Miranos. Caminamos todos sin sentido, sin identidad ya. Y ahora, después de adolecer, y en adelante sabremos cada vez menos quienes somos. Y desde esa no certeza creceremos.
Mirame, caminando bajo el manto calado de este árbol viejo, el techo por el cual se asoma la luna y veo desde abajo, casi quebrándome el cuello, que tal belleza me empapa de pequeñez.
Miralos. Coleccionando relojes antiguos, relojes mas altos que nosotros, amenazantes, con presencia y sin presente.
Mirame. Mirame como me pierdo en tu Buenos Aires, como puedo chequear los paisajes y perderme de mi misma felizmente.

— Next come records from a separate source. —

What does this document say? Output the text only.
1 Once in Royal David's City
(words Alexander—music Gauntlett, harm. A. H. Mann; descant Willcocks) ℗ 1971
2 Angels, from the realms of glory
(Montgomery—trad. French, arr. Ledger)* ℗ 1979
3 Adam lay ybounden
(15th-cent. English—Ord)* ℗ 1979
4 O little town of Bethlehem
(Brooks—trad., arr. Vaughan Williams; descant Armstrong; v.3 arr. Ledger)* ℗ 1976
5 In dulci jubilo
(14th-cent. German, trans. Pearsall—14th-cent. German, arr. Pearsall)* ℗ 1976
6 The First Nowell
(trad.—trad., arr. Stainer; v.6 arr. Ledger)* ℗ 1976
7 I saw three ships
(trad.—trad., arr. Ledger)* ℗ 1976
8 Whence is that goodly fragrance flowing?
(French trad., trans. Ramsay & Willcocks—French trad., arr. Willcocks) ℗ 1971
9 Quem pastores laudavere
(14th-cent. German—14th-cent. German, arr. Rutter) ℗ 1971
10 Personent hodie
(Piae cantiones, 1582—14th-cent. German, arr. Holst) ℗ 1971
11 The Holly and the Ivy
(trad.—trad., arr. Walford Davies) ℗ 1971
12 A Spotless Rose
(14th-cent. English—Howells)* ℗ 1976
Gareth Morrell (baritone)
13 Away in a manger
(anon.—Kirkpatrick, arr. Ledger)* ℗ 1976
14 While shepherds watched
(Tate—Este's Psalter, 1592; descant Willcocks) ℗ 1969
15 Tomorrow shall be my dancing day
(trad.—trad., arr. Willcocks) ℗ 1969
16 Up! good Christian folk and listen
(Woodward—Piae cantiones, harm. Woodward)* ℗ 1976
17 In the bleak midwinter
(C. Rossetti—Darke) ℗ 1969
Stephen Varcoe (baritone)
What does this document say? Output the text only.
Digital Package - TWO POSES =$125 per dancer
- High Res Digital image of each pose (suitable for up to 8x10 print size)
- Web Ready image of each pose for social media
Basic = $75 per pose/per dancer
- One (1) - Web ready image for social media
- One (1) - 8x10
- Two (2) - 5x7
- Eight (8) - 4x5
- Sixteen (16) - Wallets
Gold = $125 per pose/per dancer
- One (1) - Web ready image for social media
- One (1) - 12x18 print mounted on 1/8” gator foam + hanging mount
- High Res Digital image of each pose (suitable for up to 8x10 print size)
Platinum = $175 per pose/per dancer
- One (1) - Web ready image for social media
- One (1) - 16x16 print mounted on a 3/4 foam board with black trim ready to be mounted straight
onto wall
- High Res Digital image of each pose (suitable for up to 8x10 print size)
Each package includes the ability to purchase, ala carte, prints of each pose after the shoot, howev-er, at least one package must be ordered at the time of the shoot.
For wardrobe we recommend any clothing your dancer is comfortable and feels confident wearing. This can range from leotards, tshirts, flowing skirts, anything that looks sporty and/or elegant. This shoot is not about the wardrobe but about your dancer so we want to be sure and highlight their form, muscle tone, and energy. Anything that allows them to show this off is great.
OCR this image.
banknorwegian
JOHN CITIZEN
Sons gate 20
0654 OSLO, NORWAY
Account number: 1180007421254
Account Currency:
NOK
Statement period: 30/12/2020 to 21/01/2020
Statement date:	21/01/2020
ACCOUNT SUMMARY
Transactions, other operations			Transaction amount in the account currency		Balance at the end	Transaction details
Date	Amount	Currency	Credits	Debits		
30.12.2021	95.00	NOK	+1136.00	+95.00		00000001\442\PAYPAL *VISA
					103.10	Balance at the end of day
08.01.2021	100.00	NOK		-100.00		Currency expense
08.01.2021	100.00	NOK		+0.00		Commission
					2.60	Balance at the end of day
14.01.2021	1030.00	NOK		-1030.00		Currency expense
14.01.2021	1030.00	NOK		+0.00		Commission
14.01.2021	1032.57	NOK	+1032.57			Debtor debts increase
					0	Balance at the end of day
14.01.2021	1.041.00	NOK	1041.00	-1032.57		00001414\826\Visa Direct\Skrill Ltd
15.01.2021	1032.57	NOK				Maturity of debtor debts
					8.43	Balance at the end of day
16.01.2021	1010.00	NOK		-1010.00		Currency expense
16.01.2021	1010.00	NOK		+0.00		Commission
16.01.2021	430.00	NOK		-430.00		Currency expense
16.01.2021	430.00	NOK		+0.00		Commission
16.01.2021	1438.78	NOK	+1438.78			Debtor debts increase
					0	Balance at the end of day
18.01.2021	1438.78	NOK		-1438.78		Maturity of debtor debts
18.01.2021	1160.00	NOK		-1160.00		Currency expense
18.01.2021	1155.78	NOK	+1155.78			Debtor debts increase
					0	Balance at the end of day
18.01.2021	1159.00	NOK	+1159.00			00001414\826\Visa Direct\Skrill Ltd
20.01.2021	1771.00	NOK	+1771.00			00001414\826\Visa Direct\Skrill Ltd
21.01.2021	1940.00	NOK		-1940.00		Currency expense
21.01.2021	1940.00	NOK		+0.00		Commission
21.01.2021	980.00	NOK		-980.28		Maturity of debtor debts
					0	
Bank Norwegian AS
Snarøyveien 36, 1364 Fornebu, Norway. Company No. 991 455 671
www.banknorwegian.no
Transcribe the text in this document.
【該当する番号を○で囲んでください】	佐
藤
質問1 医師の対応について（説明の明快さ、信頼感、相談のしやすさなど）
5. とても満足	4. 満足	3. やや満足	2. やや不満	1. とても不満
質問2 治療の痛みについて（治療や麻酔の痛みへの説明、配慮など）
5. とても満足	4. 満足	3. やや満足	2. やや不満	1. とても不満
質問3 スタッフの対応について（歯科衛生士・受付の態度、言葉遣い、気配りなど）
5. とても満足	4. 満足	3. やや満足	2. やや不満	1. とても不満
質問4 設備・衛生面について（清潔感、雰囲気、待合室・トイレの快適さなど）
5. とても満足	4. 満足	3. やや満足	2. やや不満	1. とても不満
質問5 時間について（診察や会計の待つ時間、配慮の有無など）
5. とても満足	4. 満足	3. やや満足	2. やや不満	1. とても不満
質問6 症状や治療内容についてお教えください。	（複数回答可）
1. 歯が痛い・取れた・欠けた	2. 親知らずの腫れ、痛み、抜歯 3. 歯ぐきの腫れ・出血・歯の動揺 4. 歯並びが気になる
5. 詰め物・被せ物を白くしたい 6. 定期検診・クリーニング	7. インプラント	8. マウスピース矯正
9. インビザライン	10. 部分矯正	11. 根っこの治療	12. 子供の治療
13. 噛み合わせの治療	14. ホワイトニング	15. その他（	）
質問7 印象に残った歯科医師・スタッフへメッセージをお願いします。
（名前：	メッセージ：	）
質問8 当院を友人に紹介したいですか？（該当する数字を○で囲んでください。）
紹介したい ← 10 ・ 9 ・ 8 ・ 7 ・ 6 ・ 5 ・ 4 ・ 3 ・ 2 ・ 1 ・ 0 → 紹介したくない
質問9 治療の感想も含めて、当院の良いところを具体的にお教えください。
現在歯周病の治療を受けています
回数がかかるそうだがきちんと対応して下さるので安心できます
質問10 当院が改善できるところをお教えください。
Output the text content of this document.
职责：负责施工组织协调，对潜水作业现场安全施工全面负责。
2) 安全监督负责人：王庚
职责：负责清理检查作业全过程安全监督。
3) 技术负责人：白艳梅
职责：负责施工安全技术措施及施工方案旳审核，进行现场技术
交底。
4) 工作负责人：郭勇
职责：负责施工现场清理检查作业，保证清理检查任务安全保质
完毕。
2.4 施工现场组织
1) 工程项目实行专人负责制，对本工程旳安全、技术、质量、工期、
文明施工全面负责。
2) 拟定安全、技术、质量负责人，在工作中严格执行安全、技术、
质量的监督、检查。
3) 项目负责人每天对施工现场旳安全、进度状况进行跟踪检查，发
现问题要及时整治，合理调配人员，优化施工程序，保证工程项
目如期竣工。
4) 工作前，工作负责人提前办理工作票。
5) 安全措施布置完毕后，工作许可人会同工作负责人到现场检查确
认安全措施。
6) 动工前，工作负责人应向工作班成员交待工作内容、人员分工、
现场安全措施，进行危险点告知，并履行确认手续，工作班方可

Mirame, caminando bajo el manto calado de este árbol viejo, el techo por el cual se asoma la luna y veo desde abajo, casi quebrándome el cuello, que tal belleza me empapa de pequeñez.
Miralos. Coleccionando relojes antiguos, relojes mas altos que nosotros, amenazantes, con presencia y sin presente.
Mirame. Mirame como me pierdo en tu Buenos Aires, como puedo chequear los paisajes y perderme de mi misma felizmente.
Frizame.
Frizame el pelo y acotame de metáforas. Son tantos los cielos que nos perdimos de mirar... y si hoy puedo escribir sobre tantas paredes, sobre tantas cosas, a los 80 ¿qué arrugas, qué manos describirán tanta vida?
Mirame. Momento de amar, la vida. La vida que pasa o esta siempre en el mismo lugar.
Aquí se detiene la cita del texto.